Di titik inilah Kementerian Imigrasi dan Pemasyarakatan tidak cukup hanya menunggu isu mereda. Pemeriksaan internal yang objektif justru diperlukan untuk memisahkan fakta dari tudingan.
Jika dugaan itu tidak benar, pemeriksaan dapat menjadi cara membersihkan nama petugas dan institusi. Sebaliknya, jika ditemukan pelanggaran, tindakan tegas akan menunjukkan bahwa aturan berlaku sama bagi semua narapidana, tanpa melihat status, jaringan, maupun kemampuan ekonomi.
Kepala lembaga pemasyarakatan juga tidak semestinya hanya menjadi objek pemberitaan. Ia harus menjadi bagian dari proses klarifikasi. Publik perlu mengetahui bagaimana pengawasan terhadap warga binaan dilakukan, bagaimana akses dan fasilitas diberikan, serta apakah prosedur tersebut tercatat dan dapat diaudit.

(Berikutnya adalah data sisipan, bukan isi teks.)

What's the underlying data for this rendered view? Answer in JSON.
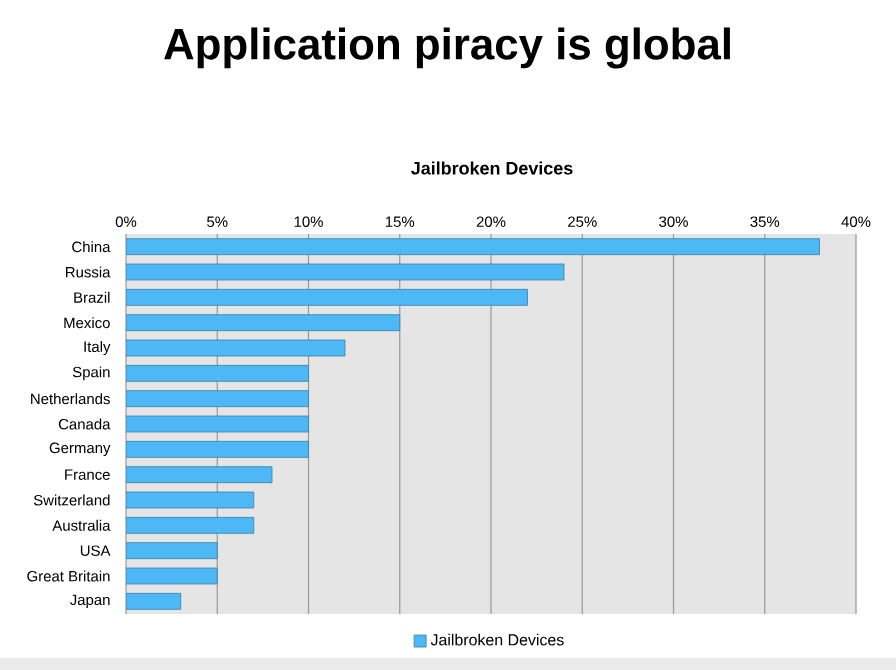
{
  "chart_data": {
    "type": "bar",
    "orientation": "horizontal",
    "title": "Application piracy is global",
    "subtitle": "Jailbroken Devices",
    "categories": [
      "China",
      "Russia",
      "Brazil",
      "Mexico",
      "Italy",
      "Spain",
      "Netherlands",
      "Canada",
      "Germany",
      "France",
      "Switzerland",
      "Australia",
      "USA",
      "Great Britain",
      "Japan"
    ],
    "series": [
      {
        "name": "Jailbroken Devices",
        "color": "#4db8f5",
        "values": [
          38,
          24,
          22,
          15,
          12,
          10,
          10,
          10,
          10,
          8,
          7,
          7,
          5,
          5,
          3
        ]
      }
    ],
    "xlim": [
      0,
      40
    ],
    "xticks": [
      {
        "value": 0,
        "label": "0%"
      },
      {
        "value": 5,
        "label": "5%"
      },
      {
        "value": 10,
        "label": "10%"
      },
      {
        "value": 15,
        "label": "15%"
      },
      {
        "value": 20,
        "label": "20%"
      },
      {
        "value": 25,
        "label": "25%"
      },
      {
        "value": 30,
        "label": "30%"
      },
      {
        "value": 35,
        "label": "35%"
      },
      {
        "value": 40,
        "label": "40%"
      }
    ],
    "grid": "x",
    "legend": "bottom"
  }
}
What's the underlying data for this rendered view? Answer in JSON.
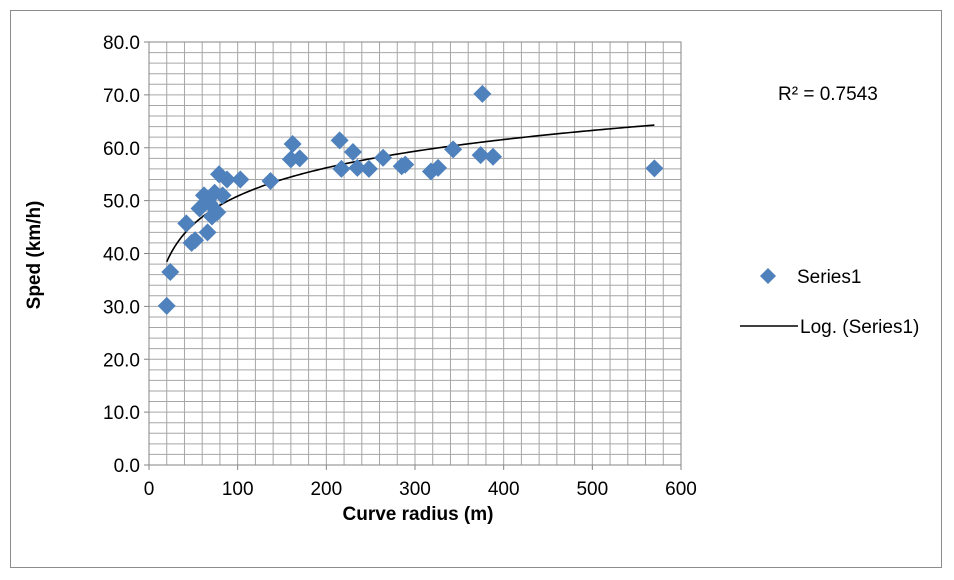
{
  "chart_data": {
    "type": "scatter",
    "xlabel": "Curve radius (m)",
    "ylabel": "Sped (km/h)",
    "xlim": [
      0,
      600
    ],
    "ylim": [
      0,
      80
    ],
    "x_ticks": [
      "0",
      "100",
      "200",
      "300",
      "400",
      "500",
      "600"
    ],
    "y_ticks": [
      "0.0",
      "10.0",
      "20.0",
      "30.0",
      "40.0",
      "50.0",
      "60.0",
      "70.0",
      "80.0"
    ],
    "grid": true,
    "legend_position": "right",
    "annotation": "R² = 0.7543",
    "marker_color": "#4f81bd",
    "trend_color": "#000000",
    "series": [
      {
        "name": "Series1",
        "marker": "diamond",
        "points": [
          [
            20,
            30.1
          ],
          [
            24,
            36.5
          ],
          [
            42,
            45.7
          ],
          [
            48,
            42.0
          ],
          [
            52,
            42.5
          ],
          [
            57,
            48.5
          ],
          [
            62,
            51.0
          ],
          [
            66,
            44.0
          ],
          [
            68,
            49.5
          ],
          [
            71,
            47.0
          ],
          [
            74,
            51.5
          ],
          [
            77,
            47.8
          ],
          [
            79,
            55.0
          ],
          [
            83,
            51.0
          ],
          [
            88,
            54.0
          ],
          [
            103,
            54.0
          ],
          [
            137,
            53.7
          ],
          [
            160,
            57.8
          ],
          [
            162,
            60.7
          ],
          [
            170,
            58.0
          ],
          [
            215,
            61.4
          ],
          [
            217,
            56.0
          ],
          [
            230,
            59.2
          ],
          [
            235,
            56.2
          ],
          [
            248,
            56.0
          ],
          [
            264,
            58.1
          ],
          [
            285,
            56.5
          ],
          [
            289,
            56.8
          ],
          [
            318,
            55.5
          ],
          [
            326,
            56.2
          ],
          [
            343,
            59.7
          ],
          [
            374,
            58.6
          ],
          [
            376,
            70.2
          ],
          [
            388,
            58.3
          ],
          [
            570,
            56.1
          ]
        ]
      }
    ],
    "trendline": {
      "name": "Log. (Series1)",
      "type": "log",
      "x_range": [
        20,
        570
      ],
      "r_squared": 0.7543
    }
  }
}
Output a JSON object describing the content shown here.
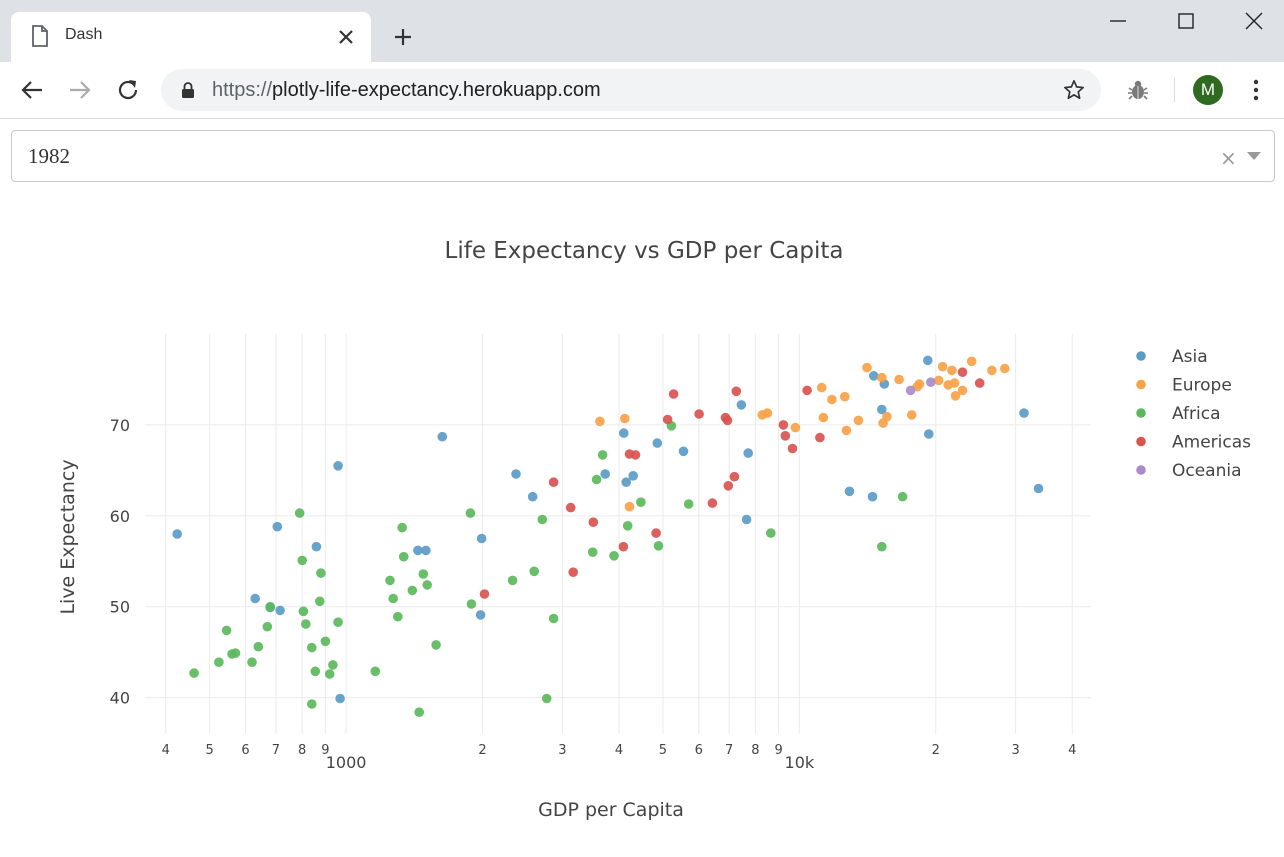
{
  "browser": {
    "tab_title": "Dash",
    "url_scheme": "https://",
    "url_host": "plotly-life-expectancy.herokuapp.com",
    "profile_initial": "M",
    "profile_color": "#2e6a1f"
  },
  "dropdown": {
    "value": "1982",
    "clear_symbol": "×"
  },
  "chart_data": {
    "type": "scatter",
    "title": "Life Expectancy vs GDP per Capita",
    "xlabel": "GDP per Capita",
    "ylabel": "Live Expectancy",
    "x_scale": "log",
    "xlim": [
      360,
      44000
    ],
    "ylim": [
      36,
      80
    ],
    "y_ticks": [
      40,
      50,
      60,
      70
    ],
    "x_ticks": [
      {
        "value": 400,
        "label": "4",
        "minor": true
      },
      {
        "value": 500,
        "label": "5",
        "minor": true
      },
      {
        "value": 600,
        "label": "6",
        "minor": true
      },
      {
        "value": 700,
        "label": "7",
        "minor": true
      },
      {
        "value": 800,
        "label": "8",
        "minor": true
      },
      {
        "value": 900,
        "label": "9",
        "minor": true
      },
      {
        "value": 1000,
        "label": "1000",
        "minor": false
      },
      {
        "value": 2000,
        "label": "2",
        "minor": true
      },
      {
        "value": 3000,
        "label": "3",
        "minor": true
      },
      {
        "value": 4000,
        "label": "4",
        "minor": true
      },
      {
        "value": 5000,
        "label": "5",
        "minor": true
      },
      {
        "value": 6000,
        "label": "6",
        "minor": true
      },
      {
        "value": 7000,
        "label": "7",
        "minor": true
      },
      {
        "value": 8000,
        "label": "8",
        "minor": true
      },
      {
        "value": 9000,
        "label": "9",
        "minor": true
      },
      {
        "value": 10000,
        "label": "10k",
        "minor": false
      },
      {
        "value": 20000,
        "label": "2",
        "minor": true
      },
      {
        "value": 30000,
        "label": "3",
        "minor": true
      },
      {
        "value": 40000,
        "label": "4",
        "minor": true
      }
    ],
    "grid": true,
    "legend_position": "top-right",
    "series": [
      {
        "name": "Asia",
        "color": "#5b9bc8",
        "points": [
          [
            424,
            58.0
          ],
          [
            630,
            50.9
          ],
          [
            680,
            49.9
          ],
          [
            705,
            58.8
          ],
          [
            715,
            49.6
          ],
          [
            860,
            56.6
          ],
          [
            960,
            65.5
          ],
          [
            970,
            39.9
          ],
          [
            1440,
            56.2
          ],
          [
            1500,
            56.2
          ],
          [
            1630,
            68.7
          ],
          [
            1980,
            49.1
          ],
          [
            1990,
            57.5
          ],
          [
            2370,
            64.6
          ],
          [
            2580,
            62.1
          ],
          [
            3730,
            64.6
          ],
          [
            4100,
            69.1
          ],
          [
            4150,
            63.7
          ],
          [
            4300,
            64.4
          ],
          [
            4860,
            68.0
          ],
          [
            5550,
            67.1
          ],
          [
            7450,
            72.2
          ],
          [
            7650,
            59.6
          ],
          [
            7710,
            66.9
          ],
          [
            12900,
            62.7
          ],
          [
            14500,
            62.1
          ],
          [
            14600,
            75.4
          ],
          [
            15400,
            74.5
          ],
          [
            15200,
            71.7
          ],
          [
            19200,
            77.1
          ],
          [
            19300,
            69.0
          ],
          [
            31300,
            71.3
          ],
          [
            33700,
            63.0
          ]
        ]
      },
      {
        "name": "Europe",
        "color": "#f8a246",
        "points": [
          [
            3630,
            70.4
          ],
          [
            4120,
            70.7
          ],
          [
            4220,
            61.0
          ],
          [
            8280,
            71.1
          ],
          [
            8500,
            71.3
          ],
          [
            9800,
            69.7
          ],
          [
            11200,
            74.1
          ],
          [
            11300,
            70.8
          ],
          [
            11800,
            72.8
          ],
          [
            12700,
            69.4
          ],
          [
            12600,
            73.1
          ],
          [
            13500,
            70.5
          ],
          [
            14100,
            76.3
          ],
          [
            15200,
            75.2
          ],
          [
            15300,
            70.2
          ],
          [
            15600,
            70.9
          ],
          [
            16600,
            75.0
          ],
          [
            17700,
            71.1
          ],
          [
            18200,
            74.2
          ],
          [
            18400,
            74.5
          ],
          [
            20300,
            74.9
          ],
          [
            20700,
            76.4
          ],
          [
            21300,
            74.4
          ],
          [
            21700,
            76.0
          ],
          [
            22000,
            74.6
          ],
          [
            22100,
            73.2
          ],
          [
            22900,
            73.8
          ],
          [
            24000,
            77.0
          ],
          [
            26600,
            76.0
          ],
          [
            28400,
            76.2
          ]
        ]
      },
      {
        "name": "Africa",
        "color": "#5cb85c",
        "points": [
          [
            462,
            42.7
          ],
          [
            524,
            43.9
          ],
          [
            545,
            47.4
          ],
          [
            560,
            44.8
          ],
          [
            570,
            44.9
          ],
          [
            620,
            43.9
          ],
          [
            640,
            45.6
          ],
          [
            670,
            47.8
          ],
          [
            680,
            50.0
          ],
          [
            790,
            60.3
          ],
          [
            800,
            55.1
          ],
          [
            805,
            49.5
          ],
          [
            815,
            48.1
          ],
          [
            840,
            45.5
          ],
          [
            840,
            39.3
          ],
          [
            855,
            42.9
          ],
          [
            875,
            50.6
          ],
          [
            880,
            53.7
          ],
          [
            900,
            46.2
          ],
          [
            920,
            42.6
          ],
          [
            935,
            43.6
          ],
          [
            960,
            48.3
          ],
          [
            1160,
            42.9
          ],
          [
            1250,
            52.9
          ],
          [
            1270,
            50.9
          ],
          [
            1300,
            48.9
          ],
          [
            1330,
            58.7
          ],
          [
            1340,
            55.5
          ],
          [
            1400,
            51.8
          ],
          [
            1450,
            38.4
          ],
          [
            1480,
            53.6
          ],
          [
            1510,
            52.4
          ],
          [
            1580,
            45.8
          ],
          [
            1880,
            60.3
          ],
          [
            1890,
            50.3
          ],
          [
            2330,
            52.9
          ],
          [
            2600,
            53.9
          ],
          [
            2710,
            59.6
          ],
          [
            2770,
            39.9
          ],
          [
            2870,
            48.7
          ],
          [
            3500,
            56.0
          ],
          [
            3570,
            64.0
          ],
          [
            3680,
            66.7
          ],
          [
            3900,
            55.6
          ],
          [
            4180,
            58.9
          ],
          [
            4470,
            61.5
          ],
          [
            4890,
            56.7
          ],
          [
            5220,
            69.9
          ],
          [
            5700,
            61.3
          ],
          [
            8650,
            58.1
          ],
          [
            15200,
            56.6
          ],
          [
            16900,
            62.1
          ]
        ]
      },
      {
        "name": "Americas",
        "color": "#d9534f",
        "points": [
          [
            2020,
            51.4
          ],
          [
            2870,
            63.7
          ],
          [
            3130,
            60.9
          ],
          [
            3170,
            53.8
          ],
          [
            3510,
            59.3
          ],
          [
            4090,
            56.6
          ],
          [
            4220,
            66.8
          ],
          [
            4350,
            66.7
          ],
          [
            4830,
            58.1
          ],
          [
            5120,
            70.6
          ],
          [
            5280,
            73.4
          ],
          [
            6010,
            71.2
          ],
          [
            6430,
            61.4
          ],
          [
            6870,
            70.8
          ],
          [
            6940,
            70.5
          ],
          [
            6970,
            63.3
          ],
          [
            7190,
            64.3
          ],
          [
            7260,
            73.7
          ],
          [
            9220,
            70.0
          ],
          [
            9310,
            68.8
          ],
          [
            9660,
            67.4
          ],
          [
            10400,
            73.8
          ],
          [
            11100,
            68.6
          ],
          [
            22900,
            75.8
          ],
          [
            25000,
            74.6
          ]
        ]
      },
      {
        "name": "Oceania",
        "color": "#a98bcb",
        "points": [
          [
            17600,
            73.8
          ],
          [
            19500,
            74.7
          ]
        ]
      }
    ]
  }
}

Masalah terbesar dalam isu semacam ini bukan semata-mata ada atau tidaknya fasilitas. Masalahnya adalah ketika muncul kesan bahwa tembok penjara dapat memiliki dua pintu: satu untuk narapidana biasa dan satu lagi untuk mereka yang dianggap memiliki keistimewaan.
Kesan semacam itu berbahaya. Ia dapat merusak kepercayaan terhadap seluruh sistem pemasyarakatan, termasuk terhadap petugas yang bekerja sesuai aturan.
Karena itu, dugaan fasilitas istimewa terhadap RM sebaiknya dijawab dengan mekanisme yang sederhana: periksa, buka fakta, dan umumkan hasilnya secara proporsional.
Publik tidak membutuhkan vonis sebelum pemeriksaan selesai. Publik membutuhkan kepastian bahwa tidak ada orang yang terlalu istimewa untuk diperiksa.
Jika aturan memang ditegakkan, biarkan pemeriksaan membuktikannya. Jika ada penyimpangan, jangan biarkan seragam dan jabatan menjadi tameng. Di balik tembok lapas, hukum seharusnya tetap memiliki satu wajah.